Tenkai Daily — July 13, 2026
Model Releases
- Alissonerdx/LTX-Best-Face-ID — A LoRA for LTX-2.3 that keeps faces consistent across reference-to-video and text-to-video generation, with ComfyUI support. If you’ve watched an AI video turn your subject into a different person every frame, this is the band-aid. 🤖
Open Source Releases
- Nutlope/hallmark — A design skill for Claude Code, Cursor, and Codex that tries to stop your agent from producing the usual visual slop. Point it at the model before it decides everything needs a gradient and three centered cards. 🛠️
Research Worth Reading
- Interval Certifications for Multilayered Perceptrons via Lattice Traversal — Reframes adversarial robustness as a lattice traversal problem, giving a rigorous theoretical handle on a foundational AI safety question. The math is the point here, not a demo. 📄
- CogniConsole: Externalizing Inference-Time Control as a Formal Abstraction for Reliable LLM Interactions — Argues that LLM reliability is driven as much by inference-time control as by raw model capability, and proposes a formal abstraction for it. Worth a read if you’re tired of “just prompt it better” passing for an engineering strategy.
- GATS: Graph-Augmented Tree Search with Layered World Models for Efficient Agent Planning — A tree-search planner that uses graph augmentation and layered world models to cut the LLM inference cost that plagues LATS and ReAct.

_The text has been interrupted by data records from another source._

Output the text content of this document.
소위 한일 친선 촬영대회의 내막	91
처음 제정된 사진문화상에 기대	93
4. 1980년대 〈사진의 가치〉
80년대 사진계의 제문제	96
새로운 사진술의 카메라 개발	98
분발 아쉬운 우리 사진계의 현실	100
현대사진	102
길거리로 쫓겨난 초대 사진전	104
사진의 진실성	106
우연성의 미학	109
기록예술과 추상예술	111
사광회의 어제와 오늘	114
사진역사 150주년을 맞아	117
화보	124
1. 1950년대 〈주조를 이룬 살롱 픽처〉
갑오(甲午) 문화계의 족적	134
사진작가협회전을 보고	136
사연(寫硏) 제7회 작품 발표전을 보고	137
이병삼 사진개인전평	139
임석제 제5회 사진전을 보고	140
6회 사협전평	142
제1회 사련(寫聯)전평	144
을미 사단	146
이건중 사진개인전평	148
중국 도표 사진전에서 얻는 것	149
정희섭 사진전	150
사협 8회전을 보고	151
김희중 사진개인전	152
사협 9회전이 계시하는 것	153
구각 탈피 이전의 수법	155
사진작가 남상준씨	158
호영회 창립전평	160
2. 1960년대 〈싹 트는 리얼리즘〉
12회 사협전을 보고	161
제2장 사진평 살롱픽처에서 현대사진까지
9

Faster, cheaper agent planning without calling the model for every single step.
- Long-Horizon-Terminal-Bench: Testing the Limits of Agents on Long-Horizon Terminal Tasks with Dense Reward-Based Grading — A benchmark for terminal agents that runs long-horizon tasks and grades with dense rewards instead of a single final outcome. Finally something that measures whether your agent survives past the five-minute mark. 🔥
- A Formalization of the Mean-Field Derivation of the Vlasov Equation: AI-Assisted Lean Formalization as a Strategy Game — Frames AI-assisted formalization in Lean 4 as a “game” where a mathematician directs a model to turn LaTeX into compiled proofs. Niche, but a decent data point on how humans and models actually collaborate on rigorous math.
- ARCANA: A Reflective Multi-Agent Program Synthesis Framework for ARC-AGI-2 Reasoning — A multi-agent setup that breaks ARC-AGI-2 tasks into perception, hypothesis generation, symbolic execution, and reflection under tight test-time and hardware limits. Relevant if you’re tracking whether agents can reason under constraints rather than just burn tokens.
AI Dev Tools
- Shubhamsaboo/awesome-llm-apps — A repo of 100+ runnable LLM agent and RAG apps you can clone and ship, not just admire in a README. Practical starting points instead of another “hello world” notebook. 🛠️
- coreyhaines31/marketingskills — A set of marketing skills for Claude Code and agents covering CRO, copywriting, SEO, analytics, and growth engineering. Handy if your agent needs to write landing-page copy that doesn’t read like a robot wrote it — irony noted. 🛠️
Today’s Synthesis
If you’re building agents, the research dropped today points to a clear pattern: stop treating the model as a monolith you prompt and start externalizing control as a first-class engineering concern. CogniConsole makes the argument that reliability is driven by inference-time control structures rather than raw model capability — a formal abstraction beats “just prompt it better” as a strategy. GATS is one concrete implementation of that idea: a graph-augmented tree search planner that stops calling the LLM for every single planning step, cutting inference cost that normally wrecks agent budgets. Pair that with Long-Horizon-Terminal-Bench to actually measure whether your agent survives past the five-minute mark on dense-reward terminal tasks instead of toy evals. Concrete next step: before you wire up another ReAct loop, wrap your LLM calls in a planner with explicit layered state, then run it against a long-horizon benchmark to find where the control structure — not the model — is the bottleneck.